After about 1 hour 45 minutes spent in Soyuz on pre-transfer activities, hatches were opened at 7:21 UTC and the crew transferred to the ISS. A welcome ceremony for the new arrivals followed hatch opening with family members and dignitaries participating from the Russian mission control center in Korolev. Skvortsov also installed the quick disconnect clamps of the docking & internal transfer mechanism (SSVP) to firm the joint.
The Soyuz spacecraft remained docked to the space station for the remainder of Expedition 24 to serve as an emergency escape vehicle.
Landing, originally scheduled for 1:34 UTC 24 September, was postponed due to difficulties in undocking the Soyuz spacecraft from the ISS. The crew entered the Soyuz TMA-18 on 23 September and closed the main hatch at 6:35 pm EDT. Skvortsov, Kornienko and Caldwell Dyson experienced problems getting a tight seal and were forced to open the Soyuz hatch for a quick inspection. The hatch later was sealed, but Expedition 25 flight engineer Yurchikhin working inside the space station had problems confirming a tight fit with the hatch on the ISS side of the interface. After an extended leak check, flight controllers in Moscow decided the docking interface was tight and leak free. As the countdown neared for undocking, commands were sent to open hooks on the MRM2 module side of the interface. But the mechanism did not respond. It was not clear what caused the hooks not to respond, however, Yurchikhin reported finding a small gear floating from the mechanism when he removed a cover.
A second landing window was missed at 4:35 UTC. But Russian engineers were unable to resolve the problem with the docking mechanism and the undocking attempt was called off. The Soyuz TMA-18 crew removed their pressure suits, opened the Soyuz hatch and returned to the space station.
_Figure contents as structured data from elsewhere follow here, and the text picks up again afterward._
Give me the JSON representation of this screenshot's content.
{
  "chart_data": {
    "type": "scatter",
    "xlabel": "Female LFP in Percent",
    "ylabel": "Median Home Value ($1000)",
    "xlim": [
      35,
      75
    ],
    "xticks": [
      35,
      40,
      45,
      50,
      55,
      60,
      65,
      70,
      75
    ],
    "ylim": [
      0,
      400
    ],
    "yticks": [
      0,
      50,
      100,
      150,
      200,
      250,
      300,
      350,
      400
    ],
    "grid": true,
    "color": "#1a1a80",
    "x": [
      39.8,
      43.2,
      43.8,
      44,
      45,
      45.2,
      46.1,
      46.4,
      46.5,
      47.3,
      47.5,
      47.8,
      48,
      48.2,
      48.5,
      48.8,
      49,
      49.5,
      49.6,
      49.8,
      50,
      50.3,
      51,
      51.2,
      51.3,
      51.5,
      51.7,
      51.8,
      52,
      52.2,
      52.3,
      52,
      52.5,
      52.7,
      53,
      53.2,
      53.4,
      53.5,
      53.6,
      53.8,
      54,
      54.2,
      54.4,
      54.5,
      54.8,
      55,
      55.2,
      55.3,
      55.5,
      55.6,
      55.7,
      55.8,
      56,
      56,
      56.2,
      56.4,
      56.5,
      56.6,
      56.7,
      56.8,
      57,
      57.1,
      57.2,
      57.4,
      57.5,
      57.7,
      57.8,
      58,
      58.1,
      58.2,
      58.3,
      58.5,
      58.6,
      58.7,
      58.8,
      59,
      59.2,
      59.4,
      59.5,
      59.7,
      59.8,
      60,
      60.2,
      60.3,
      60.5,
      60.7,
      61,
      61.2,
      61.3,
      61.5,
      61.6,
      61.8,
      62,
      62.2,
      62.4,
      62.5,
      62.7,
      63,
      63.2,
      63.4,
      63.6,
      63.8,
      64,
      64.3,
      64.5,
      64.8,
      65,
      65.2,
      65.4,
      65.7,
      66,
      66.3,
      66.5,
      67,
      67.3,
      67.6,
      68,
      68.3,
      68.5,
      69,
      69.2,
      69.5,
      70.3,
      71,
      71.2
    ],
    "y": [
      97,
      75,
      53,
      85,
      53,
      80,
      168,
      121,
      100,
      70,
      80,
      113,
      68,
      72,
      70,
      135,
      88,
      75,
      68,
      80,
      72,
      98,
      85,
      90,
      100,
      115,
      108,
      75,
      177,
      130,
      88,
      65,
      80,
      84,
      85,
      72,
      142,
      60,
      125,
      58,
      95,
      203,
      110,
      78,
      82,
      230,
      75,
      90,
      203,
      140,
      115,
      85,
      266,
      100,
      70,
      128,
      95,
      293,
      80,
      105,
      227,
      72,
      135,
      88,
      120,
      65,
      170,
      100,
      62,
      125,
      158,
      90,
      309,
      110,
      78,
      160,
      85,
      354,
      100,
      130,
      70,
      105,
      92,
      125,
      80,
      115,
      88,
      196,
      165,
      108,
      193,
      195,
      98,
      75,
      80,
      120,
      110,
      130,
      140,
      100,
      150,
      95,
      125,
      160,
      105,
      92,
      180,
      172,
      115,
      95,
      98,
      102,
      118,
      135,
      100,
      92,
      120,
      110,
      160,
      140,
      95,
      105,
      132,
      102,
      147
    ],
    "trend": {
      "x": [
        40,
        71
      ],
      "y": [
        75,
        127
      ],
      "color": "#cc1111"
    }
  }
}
Marking the end of Expedition 24, Skvortsov, Kornienko and Caldwell Dyson successfully undocked their Soyuz TMA-18 at 10:02 pm EDT on 24 September from the Poisk docking port on the Zvezda module. After undocking and a normal descent, the Soyuz-TMA 18 spacecraft landed at 5:23 am GMT near Arkalyk, Kazakhstan. At that time the space station was orbiting 220 miles above over the Pacific Ocean off the coast of Japan.
Russian recovery teams and helicopters were on hand to help the crew exit the spacecraft and adjust to gravity after 176 days in space.
The Soyuz TMA-18 mission patch was designed by Nastya Berezutskaya of Kurchatov, Kursk region.